6. La décision portant refus de titre de séjour n'étant pas illégale, M. A n'est pas fondé à soulever, par la voie de l'exception, son illégalité à l'encontre de la décision portant obligation de quitter le territoire français.

Sur la décision fixant le pays d'éloignement :

7. Les décisions portant refus de titre de séjour et obligation de quitter le territoire français n'étant pas illégales, M. A n'est pas fondé à soulever, par la voie de l'exception, leur illégalité à l'encontre de la décision fixant le pays d'éloignement.

8. Il résulte de ce qui précède que la requête de M. A doit être rejetée dans toutes ses conclusions.

D E C I D E:

Article 1er : M. A est admis au bénéfice de l'aide juridictionnelle provisoire.
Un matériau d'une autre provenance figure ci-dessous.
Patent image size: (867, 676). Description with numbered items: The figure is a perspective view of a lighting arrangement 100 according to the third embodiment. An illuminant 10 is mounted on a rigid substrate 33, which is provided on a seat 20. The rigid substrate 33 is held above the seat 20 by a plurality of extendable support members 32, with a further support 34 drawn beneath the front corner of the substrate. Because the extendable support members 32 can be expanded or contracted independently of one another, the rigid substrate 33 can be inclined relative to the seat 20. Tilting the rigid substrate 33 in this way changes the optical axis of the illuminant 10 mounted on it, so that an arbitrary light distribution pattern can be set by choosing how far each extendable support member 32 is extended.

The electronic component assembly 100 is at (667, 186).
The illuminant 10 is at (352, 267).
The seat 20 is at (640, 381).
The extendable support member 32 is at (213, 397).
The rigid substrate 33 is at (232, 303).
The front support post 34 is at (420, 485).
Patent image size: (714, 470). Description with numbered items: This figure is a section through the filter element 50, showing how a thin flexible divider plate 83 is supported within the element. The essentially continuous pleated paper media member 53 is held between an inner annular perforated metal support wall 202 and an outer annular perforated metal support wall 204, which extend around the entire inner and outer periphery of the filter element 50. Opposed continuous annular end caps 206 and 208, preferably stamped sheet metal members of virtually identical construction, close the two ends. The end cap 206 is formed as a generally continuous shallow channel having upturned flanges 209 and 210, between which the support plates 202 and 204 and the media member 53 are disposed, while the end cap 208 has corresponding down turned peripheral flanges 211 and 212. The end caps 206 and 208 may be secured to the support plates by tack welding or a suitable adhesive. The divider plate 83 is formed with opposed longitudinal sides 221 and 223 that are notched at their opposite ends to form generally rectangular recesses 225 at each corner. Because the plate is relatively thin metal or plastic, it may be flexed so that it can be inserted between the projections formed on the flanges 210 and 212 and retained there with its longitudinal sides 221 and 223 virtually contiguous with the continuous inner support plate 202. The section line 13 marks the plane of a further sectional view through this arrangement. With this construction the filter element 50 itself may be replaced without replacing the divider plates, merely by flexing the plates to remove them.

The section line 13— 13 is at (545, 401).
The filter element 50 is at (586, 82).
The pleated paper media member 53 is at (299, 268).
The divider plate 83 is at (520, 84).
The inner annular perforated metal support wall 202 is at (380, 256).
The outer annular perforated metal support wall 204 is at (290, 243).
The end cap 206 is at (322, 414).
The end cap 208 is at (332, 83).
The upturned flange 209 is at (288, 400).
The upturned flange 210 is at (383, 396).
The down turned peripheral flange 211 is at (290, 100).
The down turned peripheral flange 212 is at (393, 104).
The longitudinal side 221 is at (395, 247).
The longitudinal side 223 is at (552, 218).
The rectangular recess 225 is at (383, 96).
Article 2 : La requête de M. A est rejetée.

Article 3 : Le présent jugement sera notifié à M. A, à Me Gay et au préfet de la Drôme.

Rendu public par mise à disposition au greffe le 12 juillet 2024.

Le magistrat désigné,

S. B Le greffier,

M. C

La République mande et ordonne au préfet de la Drôme, en ce qui le concerne ou à tous commissaires de justice à ce requis en ce qui concerne les voies de droit commun contre les parties privées, de pourvoir à l'exécution de la présente décision.